En grand seigneur, il tendit le bras à Deirane, elle posa une main légère dessus tel qu’Orellide lui avait appris. En suivant son maître vers la salle de réception, elle ne put s’empêcher de jeter un coup d’œil à Jevin. Malgré ses vêtements luxueux, elle le voyait toujours comme un soldat déguisé en aristocrate. Le couple qu’il constituait avec Nëjya était moins solennel, elle tenait à peine debout.

— Si tu ne t’avères pas capable de la faire se comporter correctement, débarrasse-t’en et change là, remarqua Brun d’un ton acerbe.

— Je vais y réfléchir, répondit Jevin.

Ces paroles angoissèrent Deirane. Elle n’avait pas envie de perdre une amie de plus. Elle devrait la reprendre en main dès que cette soirée sera finie.

Le trajet jusqu’à la salle à manger prit du temps. Afin de préserver sa sécurité, les appartements de Brun étaient situés loin de la partie publique du palais et les points d’accès peu nombreux.

Ils arrivèrent dans la galerie de marbre. Cette galerie, célèbre dans le monde entier pour sa beauté, arracha des regards émerveillés à Deirane. Elle était constituée de trois allées parallèles séparées par des colonnes. Les travées latérales étaient surmontées d’un balcon. À l’exception des murs qui étaient construits dans le même grès que celui qui formait les cloisons intérieures des bâtiments, tout était recouvert de marbre : le sol, le plafond, les colonnes, les balustrades… Cette galerie représentait le cœur du palais. C’est ici que les rois d’Orvbel menaient les cérémonies publiques civiles, la plèbe pouvant s’entasser sur les balcons alors que les nobles, les bourgeois ou les dignitaires étrangers prenaient place dans les allées latérales. Et c’était en cet endroit que donnaient les pièces les plus importantes du palais, la salle du trône et la salle de réception pour citer les deux plus connues. Et au fond, une double porte qui était, comme l’apprit Deirane quelque temps plus tard, celle du harem.

Toutefois, ce n’est pas vers l’une de ces deux pièces que le petit groupe se dirigea. L’accueil des marchands naytains avait lieu dans la salle à manger. Elle ne donnait pas directement sur la galerie.
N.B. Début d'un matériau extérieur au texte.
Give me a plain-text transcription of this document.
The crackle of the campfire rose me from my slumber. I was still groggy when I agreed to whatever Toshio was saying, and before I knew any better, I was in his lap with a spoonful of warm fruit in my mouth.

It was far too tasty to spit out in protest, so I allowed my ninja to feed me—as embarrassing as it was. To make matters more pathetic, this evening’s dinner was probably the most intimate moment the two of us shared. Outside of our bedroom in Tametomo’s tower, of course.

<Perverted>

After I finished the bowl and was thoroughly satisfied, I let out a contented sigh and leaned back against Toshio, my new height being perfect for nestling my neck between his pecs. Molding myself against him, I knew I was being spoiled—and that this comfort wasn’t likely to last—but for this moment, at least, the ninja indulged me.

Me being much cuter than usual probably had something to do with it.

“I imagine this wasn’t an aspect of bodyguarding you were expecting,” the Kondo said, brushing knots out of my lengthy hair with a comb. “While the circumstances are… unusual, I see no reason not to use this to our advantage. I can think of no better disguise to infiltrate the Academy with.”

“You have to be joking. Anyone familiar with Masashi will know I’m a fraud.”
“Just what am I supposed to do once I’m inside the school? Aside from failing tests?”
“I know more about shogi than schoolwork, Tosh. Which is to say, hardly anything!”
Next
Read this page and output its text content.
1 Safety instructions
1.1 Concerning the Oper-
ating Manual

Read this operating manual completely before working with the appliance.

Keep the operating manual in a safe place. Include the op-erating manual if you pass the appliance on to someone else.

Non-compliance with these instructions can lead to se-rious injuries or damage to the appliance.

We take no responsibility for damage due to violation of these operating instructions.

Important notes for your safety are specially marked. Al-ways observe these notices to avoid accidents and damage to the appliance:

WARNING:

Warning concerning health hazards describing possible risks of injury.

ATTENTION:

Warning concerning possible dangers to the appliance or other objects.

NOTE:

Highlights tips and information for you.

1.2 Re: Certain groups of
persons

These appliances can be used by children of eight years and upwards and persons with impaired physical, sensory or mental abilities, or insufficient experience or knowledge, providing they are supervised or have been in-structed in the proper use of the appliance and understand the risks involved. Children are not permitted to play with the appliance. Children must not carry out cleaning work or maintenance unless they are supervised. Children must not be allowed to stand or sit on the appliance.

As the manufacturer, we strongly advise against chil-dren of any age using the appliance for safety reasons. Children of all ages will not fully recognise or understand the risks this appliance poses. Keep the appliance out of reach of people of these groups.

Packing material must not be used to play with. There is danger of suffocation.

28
Pour l’atteindre, ils durent traverser une antichambre. Quelques individus les y attendaient. Ils s’occupaient en regardant les tableaux pendus aux murs. Celui qui retenait leur attention montrait un couple d’aristocrates en habits d’apparats. Les deux étaient jeunes et beaux, la femme d’origine naytaine présentait les critères de sélection qui lui auraient accordé une entrée pour le harem, et son compagnon clairement yriani ne manquait pas de prestance. Et ils semblaient heureux. Chacun tenait dans un bras un bébé. Le couple posait depuis un balcon. En arrière-plan, on devinait une ville magnifique constituée de palais de marbres et de jardins luxuriants. Un tableau qui illustrait à la fois la puissance et la sérénité. Le reste de la salle était cependant moins reposant que cette toile. L’endroit étant accessible au public, destiné à étaler la richesse des souverains d’Orvbel, il était surchargé d’une décoration tapageuse. Même les chaises, lourdes et sculptées, aux coussins brodés, étaient conçues pour être belles plus que confortables.

Alors qu’elle allait entrer, Brun retint Deirane dehors.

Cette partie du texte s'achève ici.